Result
The BBC reports fallout from its own reporting on the “hyena” in Malawi who cheerfully admitted that he’s HIV-positive.
An HIV-positive Malawian man, who says he is paid to have sex with children as part of initiation rites, has been arrested on the president’s orders.
Eric Aniva, a sex worker known in Malawi as a “hyena”, was the subject of a BBC feature last week.
He told the BBC that did not mention his HIV status to those who hire him.
President Peter Mutharika said the police should investigate and charge him over the cases of defilement he had seemingly confessed to.
“Defilement” is a horrible choice of word. He apparently confessed to potential infection.
“While we must promote positive cultural values and positive socialisation of our children, the president says harmful cultural and traditional practices cannot be accepted in this country,” presidential spokesman Mgeme Kalilani said in a statement
Mr Avena would “further be investigated for exposing the young girls to contracting HIV and further be charged accordingly”, he said.
The president had also ordered all men and parents involved should be investigated, Mr Kalilani said.
“All people involved in this malpractice should be held accountable for subjecting their children and women to this despicable evil,” the statement said.
Well, good. That’s a cultural practice that should come to an immediate end.

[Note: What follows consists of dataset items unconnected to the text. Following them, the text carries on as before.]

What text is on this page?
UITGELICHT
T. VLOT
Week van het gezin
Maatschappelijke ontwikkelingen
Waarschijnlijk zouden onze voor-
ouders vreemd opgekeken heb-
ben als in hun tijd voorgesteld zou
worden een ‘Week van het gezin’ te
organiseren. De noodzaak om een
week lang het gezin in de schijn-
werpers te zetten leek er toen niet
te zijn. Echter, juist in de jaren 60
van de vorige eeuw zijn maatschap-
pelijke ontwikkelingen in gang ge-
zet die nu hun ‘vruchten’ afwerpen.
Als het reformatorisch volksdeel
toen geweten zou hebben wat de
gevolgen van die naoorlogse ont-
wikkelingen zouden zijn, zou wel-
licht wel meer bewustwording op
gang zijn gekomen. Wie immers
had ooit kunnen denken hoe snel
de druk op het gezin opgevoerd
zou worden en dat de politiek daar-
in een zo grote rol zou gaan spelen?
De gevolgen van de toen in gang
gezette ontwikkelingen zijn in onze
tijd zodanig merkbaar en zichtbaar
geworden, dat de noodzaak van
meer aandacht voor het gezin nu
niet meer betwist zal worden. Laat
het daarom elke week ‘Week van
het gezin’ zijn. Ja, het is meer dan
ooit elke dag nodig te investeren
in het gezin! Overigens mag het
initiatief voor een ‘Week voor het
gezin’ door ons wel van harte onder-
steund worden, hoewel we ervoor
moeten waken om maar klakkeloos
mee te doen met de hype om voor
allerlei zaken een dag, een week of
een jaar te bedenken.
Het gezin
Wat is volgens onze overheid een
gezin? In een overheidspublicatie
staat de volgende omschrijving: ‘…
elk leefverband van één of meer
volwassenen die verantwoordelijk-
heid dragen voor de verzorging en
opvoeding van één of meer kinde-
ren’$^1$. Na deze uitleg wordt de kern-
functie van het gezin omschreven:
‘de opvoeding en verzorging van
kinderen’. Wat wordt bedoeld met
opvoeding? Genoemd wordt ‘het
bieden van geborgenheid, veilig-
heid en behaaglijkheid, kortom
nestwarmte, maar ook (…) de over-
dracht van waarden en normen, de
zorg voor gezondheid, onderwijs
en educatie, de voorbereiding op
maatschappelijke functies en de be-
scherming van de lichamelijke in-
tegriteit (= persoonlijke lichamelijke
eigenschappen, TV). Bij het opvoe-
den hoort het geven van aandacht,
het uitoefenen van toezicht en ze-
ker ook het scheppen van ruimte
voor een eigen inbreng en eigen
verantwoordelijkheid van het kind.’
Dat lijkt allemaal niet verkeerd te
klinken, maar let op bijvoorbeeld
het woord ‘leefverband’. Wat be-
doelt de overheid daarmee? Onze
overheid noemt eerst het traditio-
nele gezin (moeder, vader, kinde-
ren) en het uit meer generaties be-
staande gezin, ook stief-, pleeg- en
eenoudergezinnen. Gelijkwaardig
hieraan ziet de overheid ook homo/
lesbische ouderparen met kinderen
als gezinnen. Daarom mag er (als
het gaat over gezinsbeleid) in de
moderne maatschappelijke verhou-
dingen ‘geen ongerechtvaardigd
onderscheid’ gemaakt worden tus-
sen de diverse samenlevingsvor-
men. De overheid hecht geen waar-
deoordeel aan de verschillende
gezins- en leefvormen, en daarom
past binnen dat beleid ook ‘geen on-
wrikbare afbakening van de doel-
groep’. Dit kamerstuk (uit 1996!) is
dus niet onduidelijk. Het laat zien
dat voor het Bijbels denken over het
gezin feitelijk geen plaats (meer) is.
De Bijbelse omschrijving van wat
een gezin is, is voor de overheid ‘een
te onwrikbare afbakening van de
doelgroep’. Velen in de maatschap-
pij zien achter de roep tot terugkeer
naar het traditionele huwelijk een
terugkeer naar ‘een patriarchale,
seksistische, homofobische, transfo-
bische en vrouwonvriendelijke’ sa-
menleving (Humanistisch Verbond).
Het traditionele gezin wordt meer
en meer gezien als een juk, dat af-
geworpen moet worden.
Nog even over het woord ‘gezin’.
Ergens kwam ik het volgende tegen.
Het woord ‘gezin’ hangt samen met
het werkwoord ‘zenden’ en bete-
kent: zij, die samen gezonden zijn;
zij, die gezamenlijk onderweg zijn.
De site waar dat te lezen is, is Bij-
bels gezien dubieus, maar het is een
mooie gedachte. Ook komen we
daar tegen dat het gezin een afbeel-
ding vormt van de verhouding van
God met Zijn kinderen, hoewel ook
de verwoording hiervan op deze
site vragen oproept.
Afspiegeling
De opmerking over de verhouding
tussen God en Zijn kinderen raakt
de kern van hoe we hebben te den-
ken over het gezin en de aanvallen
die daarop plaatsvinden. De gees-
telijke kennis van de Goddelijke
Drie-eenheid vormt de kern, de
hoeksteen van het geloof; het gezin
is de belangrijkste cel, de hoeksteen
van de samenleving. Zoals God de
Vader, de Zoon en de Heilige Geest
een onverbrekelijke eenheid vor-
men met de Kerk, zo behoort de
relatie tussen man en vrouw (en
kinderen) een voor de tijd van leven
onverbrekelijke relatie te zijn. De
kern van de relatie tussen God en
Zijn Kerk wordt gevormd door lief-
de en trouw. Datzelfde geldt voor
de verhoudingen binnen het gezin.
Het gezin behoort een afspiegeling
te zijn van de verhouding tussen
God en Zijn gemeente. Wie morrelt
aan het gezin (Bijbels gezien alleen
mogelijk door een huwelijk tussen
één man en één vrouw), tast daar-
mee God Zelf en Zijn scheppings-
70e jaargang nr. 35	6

I don’t know. It sounds like they are only worried about the HIV, not about children forced to have sex with an older man. I hope this doesn’t stop with the idea that infection is bad, and moves toward the idea that forcing children to have sex with anyone is bad.
Okay, rest of the media, everywhere: This is how it’s supposed to work. You find something horrible going on, you identify it as horrible as you write and talk about it, and then pressure builds to make the horrible thing stop. Now, Beeb, please keep up reporting on the larger cultural practice, until the government there drives it down. Don’t assume that because they arrested this one guy, that the problem is now fixed.
iknklast – Hmm, I read it differently – that Aniva specifically could be criminally liable for not mentioning his HIV status, but also that the custom itself is terrible. The HIV is a major turn of the screw but the first BBC story did report that the girls don’t want the “cleansing.”
And while we’re on the subject…I’ll just say that with all my carping about some of the BBC’s vocabulary, they do also do a lot of this kind of reporting, and I’m massively grateful to them for it. I used a lot of their stories for the first chapter of Does God Hate Women?
“Eric Aniva, a sex worker…”
Potayto, potahto. Tomayto, tomahto. Rapist for hire, sex worker?